This thread has been locked.

If you have a related question, please click the "Ask a related question" button in the top right corner. The newly created question will be automatically linked to this question.

c6678 fft time

Hello, I am a beginner in C66x dsps and i am quite interested in it!

The question is that i debug a project in the path "Texas Instruments\dsplib_c66x_3_0_7",the name of project is DSPF_sp_fftSPxSP_66_LE_ELF.

I want to do a 1024 float fft ,before fft I use t1=clock(),after fft I use t2=clock();then t=t2-t1=378748,because the c6678 is 1.25GHZ,so I calculate,the time of fft is 302us,it is too long ,In the data AVNET offered,for single precison floating point fft ,2048pt,radix 4,c66x@1.25GHZ the time is 14us.I want to know why this happen?I use simulator ,does it matter?

Thanks in advance!

  • Jie,

    Be sure that you are using the Cycle Approximate simulator.  The Functional Simulator will not give cycle accurate results. 

    Are you building the Debug Version or the Release Version of the project?  (Debug is the default).  The Debug version is not optimized.

    I ran this onC6678 hardware with all of the data in internal memory.  The only thing I changed in the project was to make N = 1024 (as it was set at 256) in order to get a 1024 point fft. 

    When I ran the debug version, I got a similar result as you did.  379393 cycles for optimized C. 

    When I built the release version, the results were significantly better.  36729 cycles for natural C, and 12828 cycles for the optimized C.  The latter corresponds to 10.26 us. 

    If you are using the cycle accurate simulator and the release version of the project, I would expect you would see similar results.

    Regards,

    Dan

  • Hello jie wang,

    I have the same question about the time consumption of FFT function call which is provided by TI DSPLIB for C66x. When testing the fixed point FFT function DSP_fft16x16, I find that the actual time consumption of DSP_fft16x16 @ 2048 pt is 7395 clks, corresponding to 5.92 us, which is much longer than 4.46 us refferenced from a maual offered by TI & AVNET. I build the test project in C6678 device cycle approximate simulator with release version and I don't know why my test of time is quite different from the refferenced data.

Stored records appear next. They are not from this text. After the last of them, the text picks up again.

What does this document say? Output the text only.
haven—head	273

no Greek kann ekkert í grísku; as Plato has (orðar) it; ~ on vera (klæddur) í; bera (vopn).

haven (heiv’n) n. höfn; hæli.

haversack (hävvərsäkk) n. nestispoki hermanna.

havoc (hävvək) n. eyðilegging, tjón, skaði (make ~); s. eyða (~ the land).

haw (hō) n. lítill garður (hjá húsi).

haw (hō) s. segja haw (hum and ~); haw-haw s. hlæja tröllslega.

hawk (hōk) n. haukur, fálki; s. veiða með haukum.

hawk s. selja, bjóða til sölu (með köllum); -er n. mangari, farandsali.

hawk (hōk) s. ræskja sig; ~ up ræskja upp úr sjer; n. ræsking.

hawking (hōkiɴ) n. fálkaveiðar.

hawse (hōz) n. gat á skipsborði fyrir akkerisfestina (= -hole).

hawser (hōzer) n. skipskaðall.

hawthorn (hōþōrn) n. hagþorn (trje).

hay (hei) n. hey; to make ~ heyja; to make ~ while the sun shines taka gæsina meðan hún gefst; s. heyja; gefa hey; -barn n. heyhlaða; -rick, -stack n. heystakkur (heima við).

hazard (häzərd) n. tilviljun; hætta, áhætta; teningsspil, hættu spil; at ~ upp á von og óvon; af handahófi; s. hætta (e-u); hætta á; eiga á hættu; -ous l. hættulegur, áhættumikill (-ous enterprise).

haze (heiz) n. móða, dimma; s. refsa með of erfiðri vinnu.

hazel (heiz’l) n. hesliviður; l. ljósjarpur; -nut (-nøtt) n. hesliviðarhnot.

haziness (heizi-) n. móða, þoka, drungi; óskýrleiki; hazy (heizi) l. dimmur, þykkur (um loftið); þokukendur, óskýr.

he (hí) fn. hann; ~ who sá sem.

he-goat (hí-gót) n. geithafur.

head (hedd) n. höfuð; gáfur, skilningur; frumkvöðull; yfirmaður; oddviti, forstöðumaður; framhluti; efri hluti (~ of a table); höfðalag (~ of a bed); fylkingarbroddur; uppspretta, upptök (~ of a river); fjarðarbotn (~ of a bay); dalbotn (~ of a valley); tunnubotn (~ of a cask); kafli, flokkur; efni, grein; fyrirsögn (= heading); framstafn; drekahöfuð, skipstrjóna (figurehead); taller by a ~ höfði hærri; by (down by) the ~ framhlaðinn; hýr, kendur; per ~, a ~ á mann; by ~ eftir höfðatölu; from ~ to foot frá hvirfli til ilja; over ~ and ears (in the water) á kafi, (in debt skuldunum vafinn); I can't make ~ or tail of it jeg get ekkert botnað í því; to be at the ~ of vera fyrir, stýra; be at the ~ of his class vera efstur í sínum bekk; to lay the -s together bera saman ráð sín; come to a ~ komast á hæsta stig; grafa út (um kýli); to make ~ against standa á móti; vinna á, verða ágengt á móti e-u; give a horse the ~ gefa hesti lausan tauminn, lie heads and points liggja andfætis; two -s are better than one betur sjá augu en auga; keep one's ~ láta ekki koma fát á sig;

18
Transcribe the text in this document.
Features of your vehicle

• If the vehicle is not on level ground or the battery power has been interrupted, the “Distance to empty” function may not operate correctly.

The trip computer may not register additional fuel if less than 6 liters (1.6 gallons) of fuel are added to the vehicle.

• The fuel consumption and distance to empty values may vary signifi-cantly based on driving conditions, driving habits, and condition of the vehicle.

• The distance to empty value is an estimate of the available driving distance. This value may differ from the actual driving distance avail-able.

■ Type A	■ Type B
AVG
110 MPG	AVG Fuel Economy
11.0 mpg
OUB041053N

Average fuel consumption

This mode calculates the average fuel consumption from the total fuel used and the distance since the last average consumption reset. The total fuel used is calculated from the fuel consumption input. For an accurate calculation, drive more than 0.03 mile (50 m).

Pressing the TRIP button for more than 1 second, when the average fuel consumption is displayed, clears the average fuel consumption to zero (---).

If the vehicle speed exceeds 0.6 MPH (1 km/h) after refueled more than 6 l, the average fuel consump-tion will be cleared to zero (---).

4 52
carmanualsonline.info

    Moreover, according to your expression, I think you should also come from China, right? If so, how can I contact with you for further discussion?

    Regards,

    bitbad

  • Hello Dan,

    I have the similar question about the FFT calculation time consuption on C6678 simulator. As you mentioned, I use the C6678 Device Cycle Approximate Simulator and build the FFT test project with release version, however, the actual time consumption of fixed point FFT function DSP_fft16x16 call @ 2048 pt is 7395 clks corresponding to 5.9 us, longer than the refferenced 4.46 us from a manual offered by TI & AVNET. I don't know whether some optimization options need to set properly to reduce the time of DSP_fft16x16 funtion call, can you give me some suggestions on how to reach up to the best effiency according to the manual, or is there some benchmark of the DSPLIB fft function to reffer?

    Many thanks,

    bitbad

  • Perhaps this is an issue with the simulator. Jie Wang, are you still experiencing this?

  • hello DanRinkes:

    After I use release mode and Cycle Approximate simulator.My result is15.2us for optimized c,2048pt,radix 4,floating point FFT ,use the DSPF_sp_fftSPxSP from the dsplib_c66x.

    It is longer than 14us from a manual offered by TI & AVNET.